Summative assessments are used to determine if students have mastered specific competencies and to identify instructional areas that need additional attention. Specifically, if students are creating “How to presentations, their final or summative assessment would be their digital story.

Tools/Resources for Summative Assessments

Sample rubrics:

Lesson Plan

Digital Storytelling Lesson Plan: Tell a Personal Story
Multi-disciplinary: Art, Language Arts, Technology, Music, Social Studies

Title: Digital Storytelling
Grade Level: 9-12
NCTE/IRA English standards addressed:
4. Students adjust their use of spoken, written, and visual language (e.g., conventions, style, vocabulary) to communicate effectively with a variety of audiences and for different purposes.
5. Students employ a wide range of strategies as they write and use different writing process elements appropriately to communicate with different audiences for a variety of purposes.
8. Students use a variety of technological and information resources (e.g., libraries, databases, computer networks, video) to gather and synthesize information and to create and communicate knowledge.
12. Students use spoken, written, and visual language to accomplish their own purposes (e.g., for learning, employment, persuasion, and the exchange of information).

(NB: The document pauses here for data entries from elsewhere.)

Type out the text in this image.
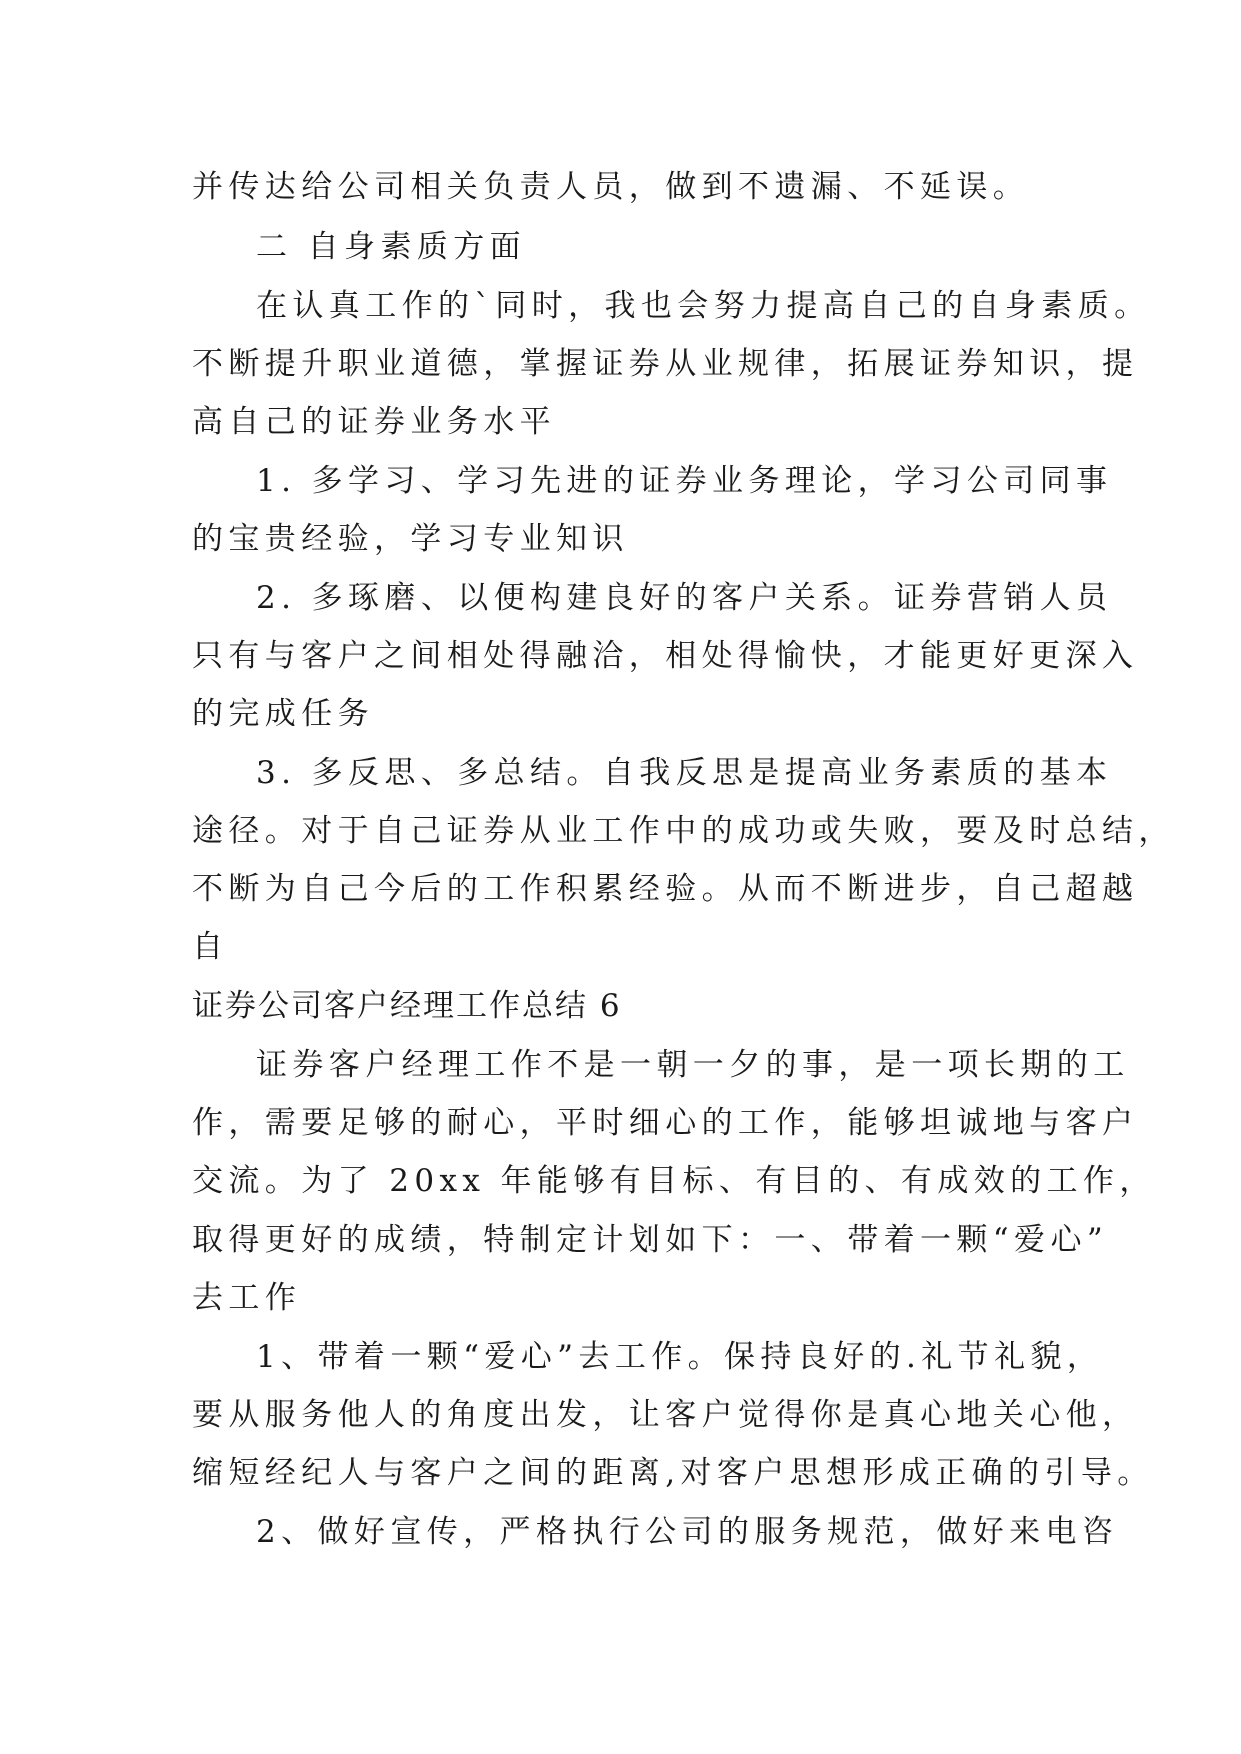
并传达给公司相关负责人员，做到不遗漏、不延误。
二 自身素质方面
在认真工作的`同时，我也会努力提高自己的自身素质。
不断提升职业道德，掌握证券从业规律，拓展证券知识，提
高自己的证券业务水平
1. 多学习、学习先进的证券业务理论，学习公司同事
的宝贵经验，学习专业知识
2. 多琢磨、以便构建良好的客户关系。证券营销人员
只有与客户之间相处得融洽，相处得愉快，才能更好更深入
的完成任务
3. 多反思、多总结。自我反思是提高业务素质的基本
途径。对于自己证券从业工作中的成功或失败，要及时总结，
不断为自己今后的工作积累经验。从而不断进步，自己超越
自
证券公司客户经理工作总结 6
证券客户经理工作不是一朝一夕的事，是一项长期的工
作，需要足够的耐心，平时细心的工作，能够坦诚地与客户
交流。为了 20xx 年能够有目标、有目的、有成效的工作，
取得更好的成绩，特制定计划如下：一、带着一颗“爱心”
去工作
1、带着一颗“爱心”去工作。保持良好的.礼节礼貌，
要从服务他人的角度出发，让客户觉得你是真心地关心他，
缩短经纪人与客户之间的距离,对客户思想形成正确的引导。
2、做好宣传，严格执行公司的服务规范，做好来电咨
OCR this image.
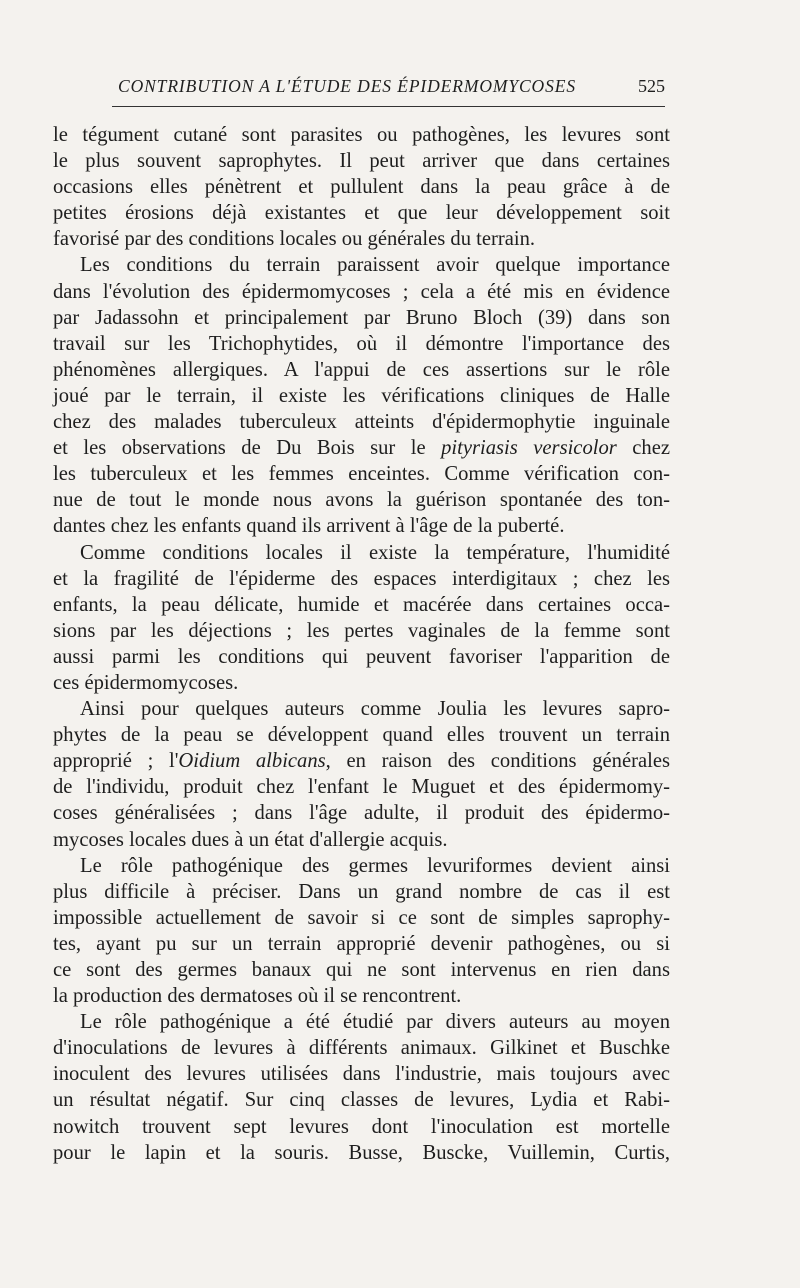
CONTRIBUTION A L'ÉTUDE DES ÉPIDERMOMYCOSES	525
le tégument cutané sont parasites ou pathogènes, les levures sont
le plus souvent saprophytes. Il peut arriver que dans certaines
occasions elles pénètrent et pullulent dans la peau grâce à de
petites érosions déjà existantes et que leur développement soit
favorisé par des conditions locales ou générales du terrain.
Les conditions du terrain paraissent avoir quelque importance
dans l'évolution des épidermomycoses ; cela a été mis en évidence
par Jadassohn et principalement par Bruno Bloch (39) dans son
travail sur les Trichophytides, où il démontre l'importance des
phénomènes allergiques. A l'appui de ces assertions sur le rôle
joué par le terrain, il existe les vérifications cliniques de Halle
chez des malades tuberculeux atteints d'épidermophytie inguinale
et les observations de Du Bois sur le pityriasis versicolor chez
les tuberculeux et les femmes enceintes. Comme vérification con-
nue de tout le monde nous avons la guérison spontanée des ton-
dantes chez les enfants quand ils arrivent à l'âge de la puberté.
Comme conditions locales il existe la température, l'humidité
et la fragilité de l'épiderme des espaces interdigitaux ; chez les
enfants, la peau délicate, humide et macérée dans certaines occa-
sions par les déjections ; les pertes vaginales de la femme sont
aussi parmi les conditions qui peuvent favoriser l'apparition de
ces épidermomycoses.
Ainsi pour quelques auteurs comme Joulia les levures sapro-
phytes de la peau se développent quand elles trouvent un terrain
approprié ; l'Oidium albicans, en raison des conditions générales
de l'individu, produit chez l'enfant le Muguet et des épidermomy-
coses généralisées ; dans l'âge adulte, il produit des épidermo-
mycoses locales dues à un état d'allergie acquis.
Le rôle pathogénique des germes levuriformes devient ainsi
plus difficile à préciser. Dans un grand nombre de cas il est
impossible actuellement de savoir si ce sont de simples saprophy-
tes, ayant pu sur un terrain approprié devenir pathogènes, ou si
ce sont des germes banaux qui ne sont intervenus en rien dans
la production des dermatoses où il se rencontrent.
Le rôle pathogénique a été étudié par divers auteurs au moyen
d'inoculations de levures à différents animaux. Gilkinet et Buschke
inoculent des levures utilisées dans l'industrie, mais toujours avec
un résultat négatif. Sur cinq classes de levures, Lydia et Rabi-
nowitch trouvent sept levures dont l'inoculation est mortelle
pour le lapin et la souris. Busse, Buscke, Vuillemin, Curtis,
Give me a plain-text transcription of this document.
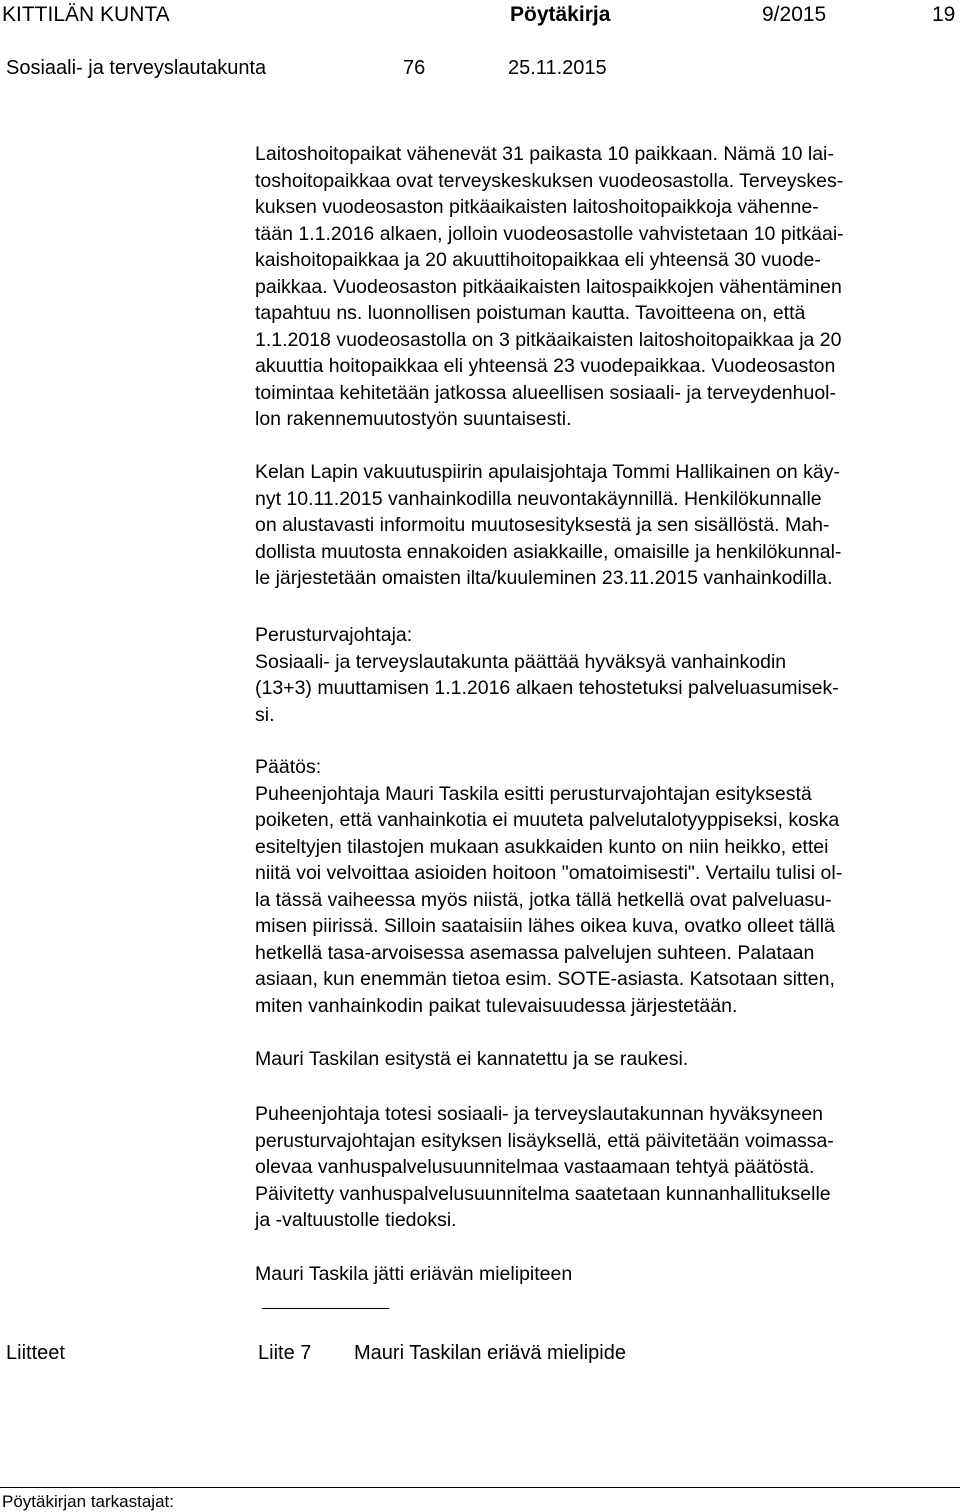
KITTILÄN KUNTA	Pöytäkirja	9/2015	19
Sosiaali- ja terveyslautakunta	76	25.11.2015
Laitoshoitopaikat vähenevät 31 paikasta 10 paikkaan. Nämä 10 lai-
toshoitopaikkaa ovat terveyskeskuksen vuodeosastolla. Terveyskes-
kuksen vuodeosaston pitkäaikaisten laitoshoitopaikkoja vähenne-
tään 1.1.2016 alkaen, jolloin vuodeosastolle vahvistetaan 10 pitkäai-
kaishoitopaikkaa ja 20 akuuttihoitopaikkaa eli yhteensä 30 vuode-
paikkaa. Vuodeosaston pitkäaikaisten laitospaikkojen vähentäminen
tapahtuu ns. luonnollisen poistuman kautta. Tavoitteena on, että
1.1.2018 vuodeosastolla on 3 pitkäaikaisten laitoshoitopaikkaa ja 20
akuuttia hoitopaikkaa eli yhteensä 23 vuodepaikkaa. Vuodeosaston
toimintaa kehitetään jatkossa alueellisen sosiaali- ja terveydenhuol-
lon rakennemuutostyön suuntaisesti.
Kelan Lapin vakuutuspiirin apulaisjohtaja Tommi Hallikainen on käy-
nyt 10.11.2015 vanhainkodilla neuvontakäynnillä. Henkilökunnalle
on alustavasti informoitu muutosesityksestä ja sen sisällöstä. Mah-
dollista muutosta ennakoiden asiakkaille, omaisille ja henkilökunnal-
le järjestetään omaisten ilta/kuuleminen 23.11.2015 vanhainkodilla.
Perusturvajohtaja:
Sosiaali- ja terveyslautakunta päättää hyväksyä vanhainkodin
(13+3) muuttamisen 1.1.2016 alkaen tehostetuksi palveluasumisek-
si.
Päätös:
Puheenjohtaja Mauri Taskila esitti perusturvajohtajan esityksestä
poiketen, että vanhainkotia ei muuteta palvelutalotyyppiseksi, koska
esiteltyjen tilastojen mukaan asukkaiden kunto on niin heikko, ettei
niitä voi velvoittaa asioiden hoitoon "omatoimisesti". Vertailu tulisi ol-
la tässä vaiheessa myös niistä, jotka tällä hetkellä ovat palveluasu-
misen piirissä. Silloin saataisiin lähes oikea kuva, ovatko olleet tällä
hetkellä tasa-arvoisessa asemassa palvelujen suhteen. Palataan
asiaan, kun enemmän tietoa esim. SOTE-asiasta. Katsotaan sitten,
miten vanhainkodin paikat tulevaisuudessa järjestetään.
Mauri Taskilan esitystä ei kannatettu ja se raukesi.
Puheenjohtaja totesi sosiaali- ja terveyslautakunnan hyväksyneen
perusturvajohtajan esityksen lisäyksellä, että päivitetään voimassa-
olevaa vanhuspalvelusuunnitelmaa vastaamaan tehtyä päätöstä.
Päivitetty vanhuspalvelusuunnitelma saatetaan kunnanhallitukselle
ja -valtuustolle tiedoksi.
Mauri Taskila jätti eriävän mielipiteen
Liitteet	Liite 7 Mauri Taskilan eriävä mielipide
Pöytäkirjan tarkastajat:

Goal(s): To engage students in using electronic media to tell a personal story using technology

Time Required:
  • One class period to define digital storytelling and show examples.
  • One week out of class to gather materials
  • One week to prepare final report
Specific Outcomes:
  • Students will be able to describe the three major concepts of digital storytelling.
  • Students will create a story that is structured with a beginning, middle, and end.
  • Students will use a range of media, such as sound, animations, photos, and text to tell a story.
  • Students will ensure that their media work together to convey the plot and emotion of the story.
  • Students will demonstrate the ability to express a personal experience using media technology.
Required Materials:
  • Mac or PC with appropriate digital storytelling program such as iMovie, popcorn maker, Photo Story 3, or iPhoto.
  • Personal collection of digital photographs or digital camera.
  • Access to public domain or personally created music.
  1. Ensure that you understand the specific definition of a digital story and that you have reviewed several excellent examples.
  2. Outline a concept for a digital story. You may wish to go over your personal pictures to build something from existing images or you may create a concept and take photographs to build your story.
  3. Determine whether you will include animations, voice over, or background music.
  4. Check on copyright protection.
  5. Put your digital story together and ensure that it is cohesive.
  6. Save your story in a format that we can share with the class and across Mac/PC platforms.
Closure: Reflection
Describe in a short essay the process you used to create this story, using the following questions as a guideline:
  • Did you stick with your original plan when creating your story, or did it change and evolve?
  • Describe the art of digital storytelling.
  • Describe any personal epiphanies or experiences you had while creating your digital story.
  • Describe how abstract symbols might be used to tell a story, rather than concrete representation.
Assessment: Students will be awarded a maximum of 20 points for fully addressing each of the specific outcomes provided above.
  • This activity is ideally suited for visual learners.
  • For students who are not accustomed to expressing themselves visually, you may wish to have them create an outline and submit it to you in advance.
  • Review the outline to ensure that you understand the important role of using visuals instead of text in this assignment.